District Manager Gary Giordano announced that 6,000 new alternate parking signs are to be installed in the Board 5 area. He then turned to a favorite topic, graffiti cleanup by the Greater Ridgewood Youth Council. He said that since July 1, a total of 300 sites within Board 5 have been cleaned by this group, perhaps most notably the Eliot Avenue Bridge over the Long Island Rail Road tracks. Regarding the group’s activities of the last four months, Giordano said, "The accomplishment is nothing short of astounding."
When committee reports were made, Holden, in his capacity as head of the public safety committee, was doubtless relieved to announce that at last the 104th Police Precinct telephone system is being replaced in its entirety. The new system should be in operation on November 19; many area residents have doubted the old system was in operation at all. John Schell of the transportation committee mentioned the coming overhaul of the Wyckoff train station at Myrtle Avenue, a project that should occupy the community for years to come. David Valovage of the parks committee reported rejection of the move to have the small park area beside the Long Island Expressway, at the junction of Borden Avenue, Jay Avenue and Hamilton Place, renamed after T/Sgt. Thomas Davey, a Maspeth resident killed in World War II. The appeal for the renaming was turned down by the Parks Department in a letter to Valovage that contained no comment about the decision. The current name, Cowbird Triangle, is thus retained. Long named Hamilton Triangle, after Alexander Hamilton, a Founding Father whose name also appears on Hamilton Place, the park area was renamed Cowbird Triangle in the 1990s by then Parks Commissioner Henry Stern, who thought Borden Avenue brought to mind cows and Jay Avenue birds. Stern not only renamed the park area, but also had posted a sign full of ornithological information about cowbirds. Valovage and others said they would keep the issue alive.
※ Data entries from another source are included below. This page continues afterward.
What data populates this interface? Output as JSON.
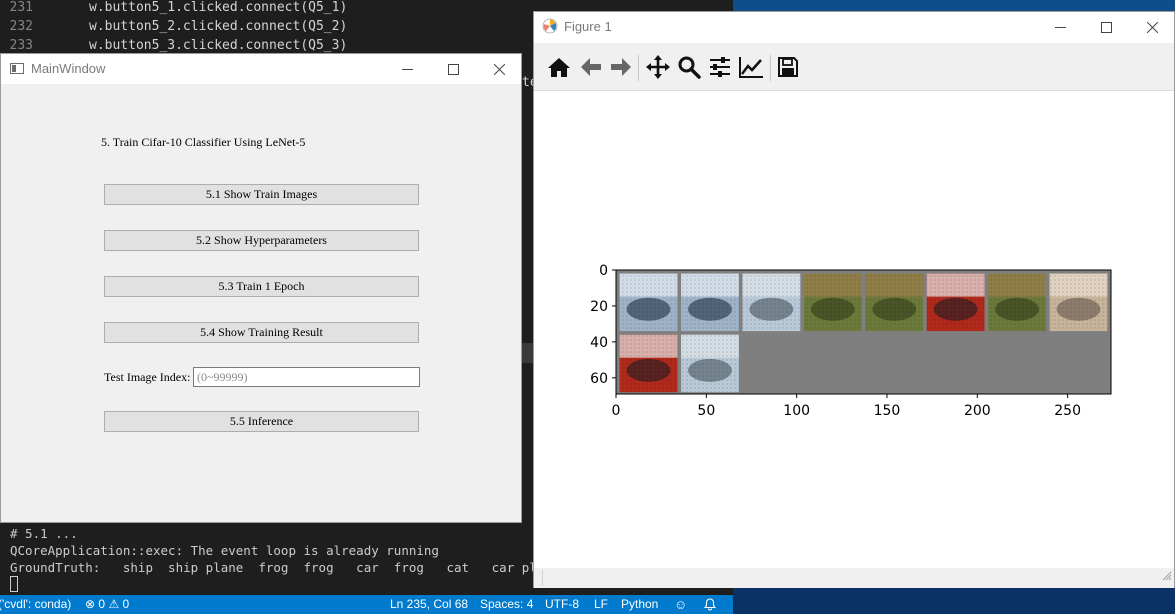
{
  "editor": {
    "lines": [
      {
        "num": "231",
        "code": "w.button5_1.clicked.connect(Q5_1)"
      },
      {
        "num": "232",
        "code": "w.button5_2.clicked.connect(Q5_2)"
      },
      {
        "num": "233",
        "code": "w.button5_3.clicked.connect(Q5_3)"
      }
    ],
    "hidden_fragment": "te"
  },
  "terminal": {
    "lines": [
      "# 5.1 ...",
      "QCoreApplication::exec: The event loop is already running",
      "GroundTruth:   ship  ship plane  frog  frog   car  frog   cat   car plane"
    ]
  },
  "statusbar": {
    "env": "('cvdl': conda)",
    "errors": "0",
    "warnings": "0",
    "position": "Ln 235, Col 68",
    "spaces": "Spaces: 4",
    "encoding": "UTF-8",
    "eol": "LF",
    "language": "Python"
  },
  "mainwindow": {
    "title": "MainWindow",
    "heading": "5. Train Cifar-10 Classifier Using LeNet-5",
    "buttons": {
      "b1": "5.1 Show Train Images",
      "b2": "5.2 Show Hyperparameters",
      "b3": "5.3 Train 1 Epoch",
      "b4": "5.4 Show Training Result",
      "b5": "5.5 Inference"
    },
    "test_index_label": "Test Image Index:",
    "test_index_placeholder": "(0~99999)",
    "test_index_value": ""
  },
  "figure": {
    "title": "Figure 1",
    "toolbar": [
      "home-icon",
      "back-icon",
      "forward-icon",
      "pan-icon",
      "zoom-icon",
      "configure-subplots-icon",
      "edit-axes-icon",
      "save-icon"
    ],
    "xticks": [
      "0",
      "50",
      "100",
      "150",
      "200",
      "250"
    ],
    "yticks": [
      "0",
      "20",
      "40",
      "60"
    ],
    "images": [
      "ship",
      "ship",
      "plane",
      "frog",
      "frog",
      "car",
      "frog",
      "cat",
      "car",
      "plane"
    ]
  },
  "colors": {
    "statusbar": "#007acc",
    "editor_bg": "#1e1e1e",
    "qt_bg": "#f0f0f0",
    "grid_fill": "#808080"
  }
}
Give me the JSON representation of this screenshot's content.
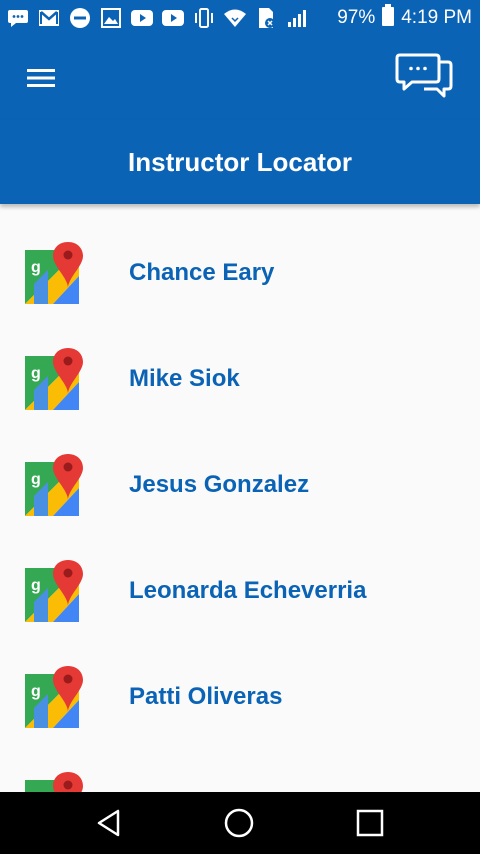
{
  "status_bar": {
    "battery": "97%",
    "time": "4:19 PM"
  },
  "header": {
    "title": "Instructor Locator"
  },
  "instructors": [
    {
      "name": "Chance Eary"
    },
    {
      "name": "Mike Siok"
    },
    {
      "name": "Jesus Gonzalez"
    },
    {
      "name": "Leonarda Echeverria"
    },
    {
      "name": "Patti Oliveras"
    }
  ],
  "colors": {
    "primary": "#0b63b6",
    "name_text": "#0b63b6",
    "nav_bar": "#000000"
  },
  "icons": {
    "menu": "hamburger-menu-icon",
    "chat": "chat-bubbles-icon",
    "list_item": "google-maps-icon",
    "nav_back": "back-triangle-icon",
    "nav_home": "home-circle-icon",
    "nav_recents": "recents-square-icon"
  }
}
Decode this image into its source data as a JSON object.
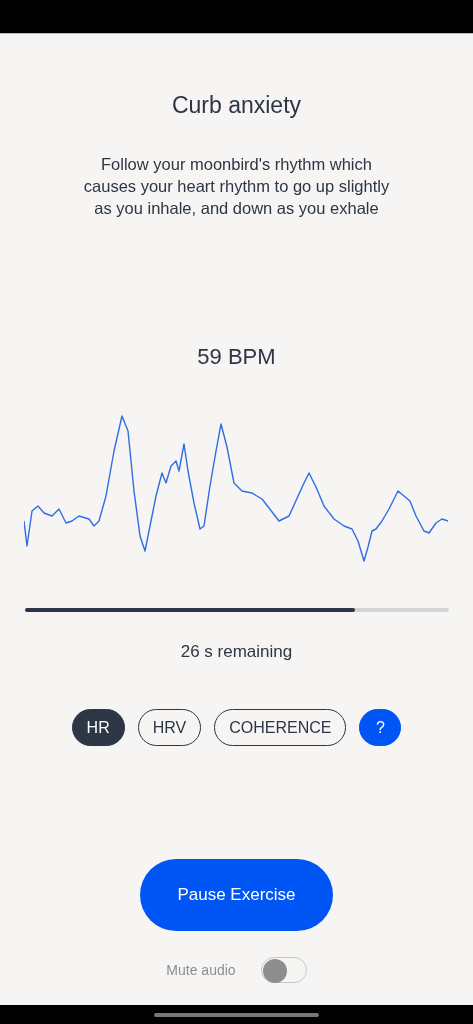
{
  "title": "Curb anxiety",
  "description": "Follow your moonbird's rhythm which causes your heart rhythm to go up slightly as you inhale, and down as you exhale",
  "heart_rate": "59 BPM",
  "progress": {
    "level": 0.78
  },
  "remaining": "26 s remaining",
  "metric_tabs": [
    {
      "label": "HR",
      "selected": true
    },
    {
      "label": "HRV",
      "selected": false
    },
    {
      "label": "COHERENCE",
      "selected": false
    }
  ],
  "help_button": "?",
  "pause_button": "Pause Exercise",
  "mute": {
    "label": "Mute audio",
    "on": false
  }
}
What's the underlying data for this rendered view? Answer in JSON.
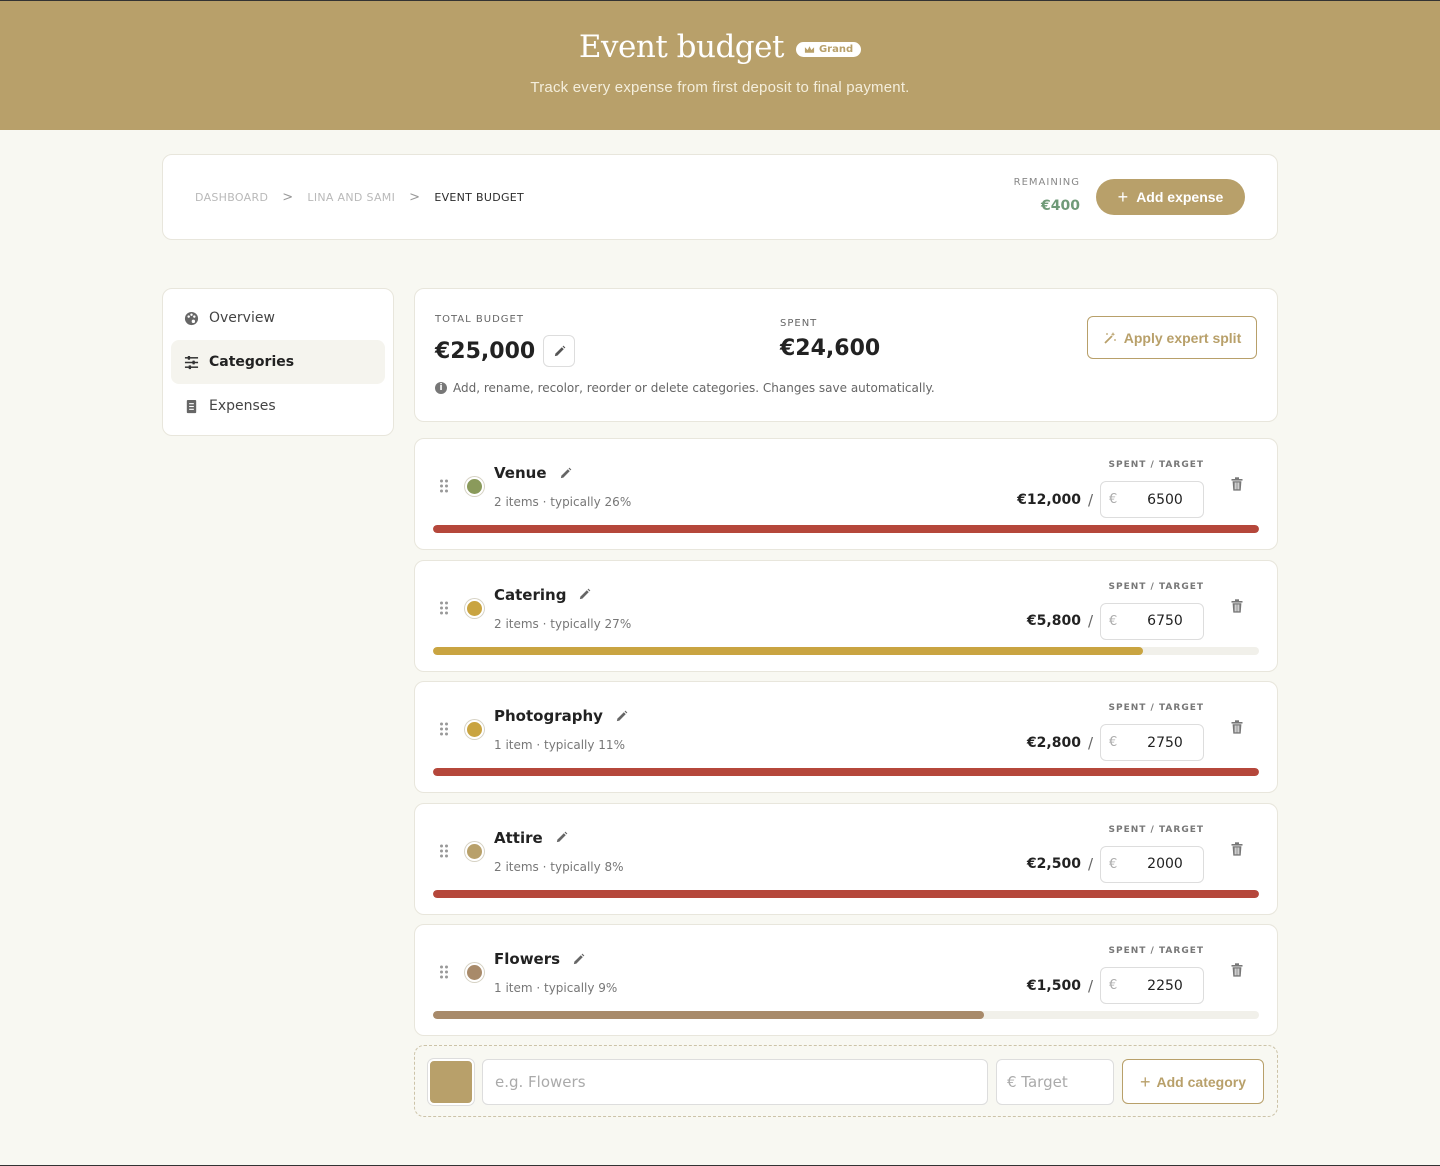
{
  "header": {
    "title": "Event budget",
    "badge": "Grand",
    "subtitle": "Track every expense from first deposit to final payment."
  },
  "breadcrumb": {
    "items": [
      "DASHBOARD",
      "LINA AND SAMI",
      "EVENT BUDGET"
    ],
    "separator": ">"
  },
  "remaining": {
    "label": "REMAINING",
    "value": "€400"
  },
  "add_expense_label": "Add expense",
  "sidebar": {
    "items": [
      {
        "label": "Overview",
        "icon": "palette-icon",
        "active": false
      },
      {
        "label": "Categories",
        "icon": "sliders-icon",
        "active": true
      },
      {
        "label": "Expenses",
        "icon": "receipt-icon",
        "active": false
      }
    ]
  },
  "summary": {
    "total_label": "TOTAL BUDGET",
    "total_value": "€25,000",
    "spent_label": "SPENT",
    "spent_value": "€24,600",
    "expert_button": "Apply expert split",
    "hint": "Add, rename, recolor, reorder or delete categories. Changes save automatically."
  },
  "spent_target_label": "SPENT / TARGET",
  "currency_symbol": "€",
  "categories": [
    {
      "name": "Venue",
      "meta": "2 items · typically 26%",
      "spent": "€12,000",
      "target": "6500",
      "color": "#8a9a5b",
      "bar_color": "#b5473b",
      "progress": 1.0
    },
    {
      "name": "Catering",
      "meta": "2 items · typically 27%",
      "spent": "€5,800",
      "target": "6750",
      "color": "#c9a441",
      "bar_color": "#c9a441",
      "progress": 0.86
    },
    {
      "name": "Photography",
      "meta": "1 item · typically 11%",
      "spent": "€2,800",
      "target": "2750",
      "color": "#c9a441",
      "bar_color": "#b5473b",
      "progress": 1.0
    },
    {
      "name": "Attire",
      "meta": "2 items · typically 8%",
      "spent": "€2,500",
      "target": "2000",
      "color": "#b8a06a",
      "bar_color": "#b5473b",
      "progress": 1.0
    },
    {
      "name": "Flowers",
      "meta": "1 item · typically 9%",
      "spent": "€1,500",
      "target": "2250",
      "color": "#a88a6a",
      "bar_color": "#a88a6a",
      "progress": 0.667
    }
  ],
  "new_category": {
    "color": "#b8a06a",
    "name_placeholder": "e.g. Flowers",
    "target_placeholder": "€ Target",
    "button_label": "Add category"
  }
}
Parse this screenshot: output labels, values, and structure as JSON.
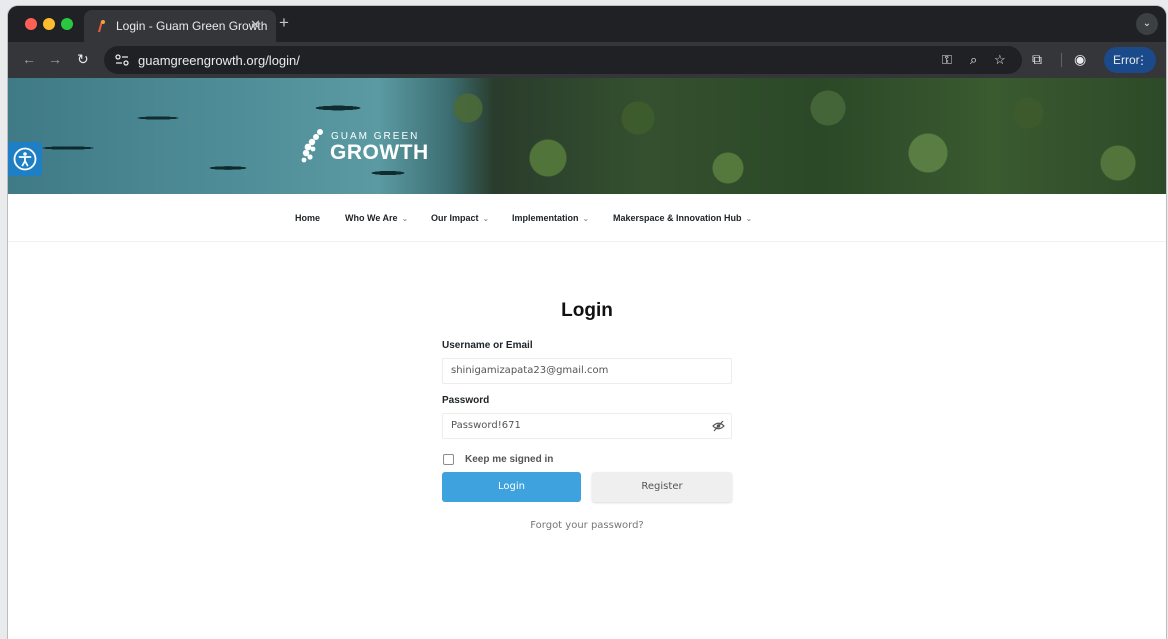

There was happier news in the report that the large red wall fronting the park and playground located between the Jackie Robinson Parkway and Myrtle Avenue near 80th Street will be coming down. The wall has been in place longer than most can recall but arouses no sentimentality; rather, it is considered an eyesore that blocks a view of the playground from Myrtle Avenue. The razing of the wall and consequent reconstruction of the park and playground should begin by mid-2004.